Cristina Condello

Categories: AIF,Interviste

  


CRISTINA CONDELLO


formatrice, consulente, coach, Accademia del Benessere
www.accademiadelbenessere-kondel.it

Quest’anno la riflessione che vorremmo proporre riguarda il nostro lavoro quotidiano e più nello specifico tre parole:
 
La prima parola è sentiero, inteso come percorso quotidiano di sviluppo e conoscenza.

Quali sono gli strumenti che aiutano le persone a trovare i migliori percorsi formativi volti a valorizzare le proprie attitudini e competenze?

Attraverso l’analisi, l’esplorazione e l’elaborazione dei propri punti di forza, possiamo far emergere i talenti e le potenzialità nascoste, per metterli a disposizione della nostra crescita continua, come persone e come professionisti.

La chiarezza degli obiettivi e la determinazione a raggiungerli può essere un utile strumento per tracciare un piano d’azione, quindi il proprio sentiero, con tappe misurabili e definite nel tempo.

 
La seconda chiave è il qui ed ora, la consapevolezza, intesa come conoscenza delle proprie competenze.

Possono le pratiche di Mindfulness essere un valido aiuto nella consapevolezza dello stato psico-fisico quale fattore fondamentale per il miglioramento della cultura organizzativa aziendale?

Nelle aziende la cultura del Benessere Organizzativo è un fatto imprescindibile per la salute psico-fisica di chi ci lavora.
Mindfulness è un termine attuale che evoca un verbo molto antico: MELÉTE, che significa cura, attenzione (Epicuro 341 a.c.).

Oggi le pratiche di meditazione attraverso il respiro e la coscienza del qui e ora, sono fondamentali, ci portano ad avere la consapevolezza del nostro potenziale e delle nostre abilità.

Gli imprenditori hanno il dovere di creare le condizioni affinché tutte le persone in azienda possano esprimersi, possano avere un clima positivo, collaborativo e di fiducia; questo migliora la produttività, aumenta la motivazione, riduce le malattie e incrementa i risultati dell’Impresa.

 
Infine il cardine su cui si svolge la nostra vita, anche professionale, l’alleanza.

Quali sono quindi i percorsi formativi che si potranno mettere in pratica per supportare i giovani che entrano nella dimensione organizzativa lavorativa, dove necessariamente si dovranno favorire l’attivazione di atteggiamenti di cooperazione e collaborazione nei rapporti interpersonali e di gruppo, superando le individualità del singolo?

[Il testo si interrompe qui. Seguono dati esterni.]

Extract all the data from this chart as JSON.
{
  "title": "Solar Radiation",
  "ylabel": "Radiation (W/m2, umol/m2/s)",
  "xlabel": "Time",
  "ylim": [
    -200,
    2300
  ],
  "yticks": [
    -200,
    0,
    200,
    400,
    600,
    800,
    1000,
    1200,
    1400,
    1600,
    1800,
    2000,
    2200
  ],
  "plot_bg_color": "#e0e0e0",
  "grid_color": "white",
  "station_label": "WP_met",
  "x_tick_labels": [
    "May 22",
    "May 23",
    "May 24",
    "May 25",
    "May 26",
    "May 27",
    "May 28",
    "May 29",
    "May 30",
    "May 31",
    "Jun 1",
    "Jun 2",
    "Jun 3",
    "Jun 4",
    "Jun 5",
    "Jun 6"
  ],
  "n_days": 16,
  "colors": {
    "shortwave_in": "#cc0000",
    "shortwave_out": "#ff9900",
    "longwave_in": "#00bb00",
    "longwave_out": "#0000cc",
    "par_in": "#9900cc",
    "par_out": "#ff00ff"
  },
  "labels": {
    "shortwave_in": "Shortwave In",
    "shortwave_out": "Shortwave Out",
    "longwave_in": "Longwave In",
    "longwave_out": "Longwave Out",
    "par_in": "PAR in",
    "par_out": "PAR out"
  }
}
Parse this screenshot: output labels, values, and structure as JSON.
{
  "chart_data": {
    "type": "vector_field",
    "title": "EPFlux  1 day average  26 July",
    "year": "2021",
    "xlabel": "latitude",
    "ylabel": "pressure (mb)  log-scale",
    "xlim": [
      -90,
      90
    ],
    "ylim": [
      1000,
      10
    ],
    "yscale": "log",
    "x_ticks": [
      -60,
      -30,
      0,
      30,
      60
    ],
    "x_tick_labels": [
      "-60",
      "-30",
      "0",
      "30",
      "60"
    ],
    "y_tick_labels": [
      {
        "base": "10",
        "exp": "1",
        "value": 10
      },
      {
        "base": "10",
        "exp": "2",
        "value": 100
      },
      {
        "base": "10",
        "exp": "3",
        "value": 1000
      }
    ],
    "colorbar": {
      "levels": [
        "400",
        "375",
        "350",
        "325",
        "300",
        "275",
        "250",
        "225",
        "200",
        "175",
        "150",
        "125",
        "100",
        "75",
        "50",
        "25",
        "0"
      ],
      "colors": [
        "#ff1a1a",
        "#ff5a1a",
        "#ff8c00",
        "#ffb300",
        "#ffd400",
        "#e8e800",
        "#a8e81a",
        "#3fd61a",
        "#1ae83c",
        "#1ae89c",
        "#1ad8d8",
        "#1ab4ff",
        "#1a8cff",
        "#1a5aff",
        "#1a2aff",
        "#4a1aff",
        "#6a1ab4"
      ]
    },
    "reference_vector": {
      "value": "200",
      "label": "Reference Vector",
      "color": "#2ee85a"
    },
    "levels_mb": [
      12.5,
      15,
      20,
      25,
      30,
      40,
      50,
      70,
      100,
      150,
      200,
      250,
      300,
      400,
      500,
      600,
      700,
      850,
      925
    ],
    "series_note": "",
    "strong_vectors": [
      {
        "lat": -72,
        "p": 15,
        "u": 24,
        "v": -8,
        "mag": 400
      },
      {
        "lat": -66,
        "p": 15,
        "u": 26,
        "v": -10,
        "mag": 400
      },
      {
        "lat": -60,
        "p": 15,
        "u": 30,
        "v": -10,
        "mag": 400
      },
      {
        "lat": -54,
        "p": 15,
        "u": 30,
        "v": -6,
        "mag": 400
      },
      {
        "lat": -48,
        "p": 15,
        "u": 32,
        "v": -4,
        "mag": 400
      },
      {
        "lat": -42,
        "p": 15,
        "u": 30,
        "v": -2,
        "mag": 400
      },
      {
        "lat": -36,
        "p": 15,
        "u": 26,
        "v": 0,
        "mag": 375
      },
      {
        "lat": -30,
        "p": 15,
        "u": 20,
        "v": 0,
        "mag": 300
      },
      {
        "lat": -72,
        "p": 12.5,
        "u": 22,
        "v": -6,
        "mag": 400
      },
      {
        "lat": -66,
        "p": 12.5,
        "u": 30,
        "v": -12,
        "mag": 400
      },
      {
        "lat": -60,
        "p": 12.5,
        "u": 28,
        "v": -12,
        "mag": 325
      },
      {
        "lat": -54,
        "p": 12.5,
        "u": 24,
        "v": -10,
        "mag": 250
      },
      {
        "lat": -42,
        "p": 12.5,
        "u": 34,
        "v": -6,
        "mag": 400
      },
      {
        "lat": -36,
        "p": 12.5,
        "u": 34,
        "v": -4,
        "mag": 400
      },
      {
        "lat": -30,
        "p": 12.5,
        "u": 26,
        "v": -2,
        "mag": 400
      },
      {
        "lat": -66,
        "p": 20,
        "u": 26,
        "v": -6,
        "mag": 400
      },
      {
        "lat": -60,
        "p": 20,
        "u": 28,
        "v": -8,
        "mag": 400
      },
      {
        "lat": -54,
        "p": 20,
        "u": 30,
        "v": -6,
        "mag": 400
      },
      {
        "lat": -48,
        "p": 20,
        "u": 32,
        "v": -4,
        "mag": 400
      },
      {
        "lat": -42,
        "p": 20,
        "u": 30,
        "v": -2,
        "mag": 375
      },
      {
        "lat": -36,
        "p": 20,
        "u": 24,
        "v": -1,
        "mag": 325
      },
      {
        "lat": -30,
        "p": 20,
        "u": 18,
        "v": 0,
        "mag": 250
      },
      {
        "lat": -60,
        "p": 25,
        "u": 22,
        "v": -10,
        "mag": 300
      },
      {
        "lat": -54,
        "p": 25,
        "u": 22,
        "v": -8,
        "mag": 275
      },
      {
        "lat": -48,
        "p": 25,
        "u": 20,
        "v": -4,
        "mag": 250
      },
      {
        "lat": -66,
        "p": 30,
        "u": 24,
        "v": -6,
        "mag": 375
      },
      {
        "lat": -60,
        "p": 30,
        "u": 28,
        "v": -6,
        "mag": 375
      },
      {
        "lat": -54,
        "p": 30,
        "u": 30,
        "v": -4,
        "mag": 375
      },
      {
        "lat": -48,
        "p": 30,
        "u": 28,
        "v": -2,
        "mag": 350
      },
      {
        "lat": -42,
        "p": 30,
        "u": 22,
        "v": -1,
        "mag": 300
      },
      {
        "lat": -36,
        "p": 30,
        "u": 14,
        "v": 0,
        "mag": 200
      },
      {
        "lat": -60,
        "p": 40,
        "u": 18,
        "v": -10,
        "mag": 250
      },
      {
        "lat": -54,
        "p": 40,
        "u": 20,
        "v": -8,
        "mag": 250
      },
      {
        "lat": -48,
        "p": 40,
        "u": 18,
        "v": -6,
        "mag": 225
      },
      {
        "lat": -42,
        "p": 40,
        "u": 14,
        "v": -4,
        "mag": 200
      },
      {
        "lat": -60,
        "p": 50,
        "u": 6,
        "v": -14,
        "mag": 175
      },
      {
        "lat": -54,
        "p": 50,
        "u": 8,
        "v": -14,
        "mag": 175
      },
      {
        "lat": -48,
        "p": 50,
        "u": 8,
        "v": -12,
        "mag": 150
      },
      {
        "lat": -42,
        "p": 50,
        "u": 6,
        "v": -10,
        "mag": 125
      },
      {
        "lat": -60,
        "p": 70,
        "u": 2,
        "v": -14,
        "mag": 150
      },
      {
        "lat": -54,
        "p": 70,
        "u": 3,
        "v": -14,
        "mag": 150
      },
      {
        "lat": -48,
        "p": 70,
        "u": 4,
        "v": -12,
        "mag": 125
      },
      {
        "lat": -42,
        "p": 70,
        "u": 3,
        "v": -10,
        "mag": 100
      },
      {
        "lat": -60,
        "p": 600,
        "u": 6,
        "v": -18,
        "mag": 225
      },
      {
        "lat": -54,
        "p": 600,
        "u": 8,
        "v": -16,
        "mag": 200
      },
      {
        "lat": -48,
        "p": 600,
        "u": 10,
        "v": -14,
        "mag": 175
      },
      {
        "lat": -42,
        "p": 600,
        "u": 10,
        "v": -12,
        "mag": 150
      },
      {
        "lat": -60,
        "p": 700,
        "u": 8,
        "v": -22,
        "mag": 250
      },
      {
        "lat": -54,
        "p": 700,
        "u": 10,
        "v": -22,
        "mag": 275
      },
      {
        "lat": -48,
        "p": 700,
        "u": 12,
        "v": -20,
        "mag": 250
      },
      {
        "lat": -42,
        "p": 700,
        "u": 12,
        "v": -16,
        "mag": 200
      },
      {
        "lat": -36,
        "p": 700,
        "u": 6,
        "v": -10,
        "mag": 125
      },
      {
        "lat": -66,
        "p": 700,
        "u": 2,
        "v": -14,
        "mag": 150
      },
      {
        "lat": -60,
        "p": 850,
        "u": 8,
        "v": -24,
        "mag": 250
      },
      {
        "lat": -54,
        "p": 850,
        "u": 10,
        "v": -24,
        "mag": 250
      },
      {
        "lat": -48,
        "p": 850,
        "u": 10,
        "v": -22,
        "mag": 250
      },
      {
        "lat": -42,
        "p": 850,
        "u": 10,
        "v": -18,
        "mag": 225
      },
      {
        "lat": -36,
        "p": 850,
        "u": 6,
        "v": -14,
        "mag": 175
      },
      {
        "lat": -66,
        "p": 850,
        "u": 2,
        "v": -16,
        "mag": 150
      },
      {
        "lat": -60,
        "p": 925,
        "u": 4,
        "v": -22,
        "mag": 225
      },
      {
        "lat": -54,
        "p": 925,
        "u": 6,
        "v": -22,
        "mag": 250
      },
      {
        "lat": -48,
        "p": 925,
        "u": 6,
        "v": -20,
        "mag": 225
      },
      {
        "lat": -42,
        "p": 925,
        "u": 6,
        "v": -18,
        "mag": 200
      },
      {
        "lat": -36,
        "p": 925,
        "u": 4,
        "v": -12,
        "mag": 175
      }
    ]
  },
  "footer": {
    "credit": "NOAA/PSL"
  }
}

Le nuove generazioni hanno competenze naturali che derivano dal loro approccio alle tecnologie, hanno un nuovo modo di comunicare.
Sono molto sensibili ai temi ambientali, perché toccano con mano, in diretta,
la trasformazione del Pianeta e condividono i timori per il loro futuro.

La consapevolezza di avere un comune nemico esterno, li rende compatti e uniti nel portare avanti cause comuni.

Il compito della formazione nei confronti di queste generazioni è:
• trasmettere il sapere costruito con le esperienze realizzate sul campo,
• far loro comprendere che la forza del gruppo è molto di più
della somma delle parti che la compongono
• affiancare questi giovani con concretezza, strumenti pratici e fiducia nel futuro.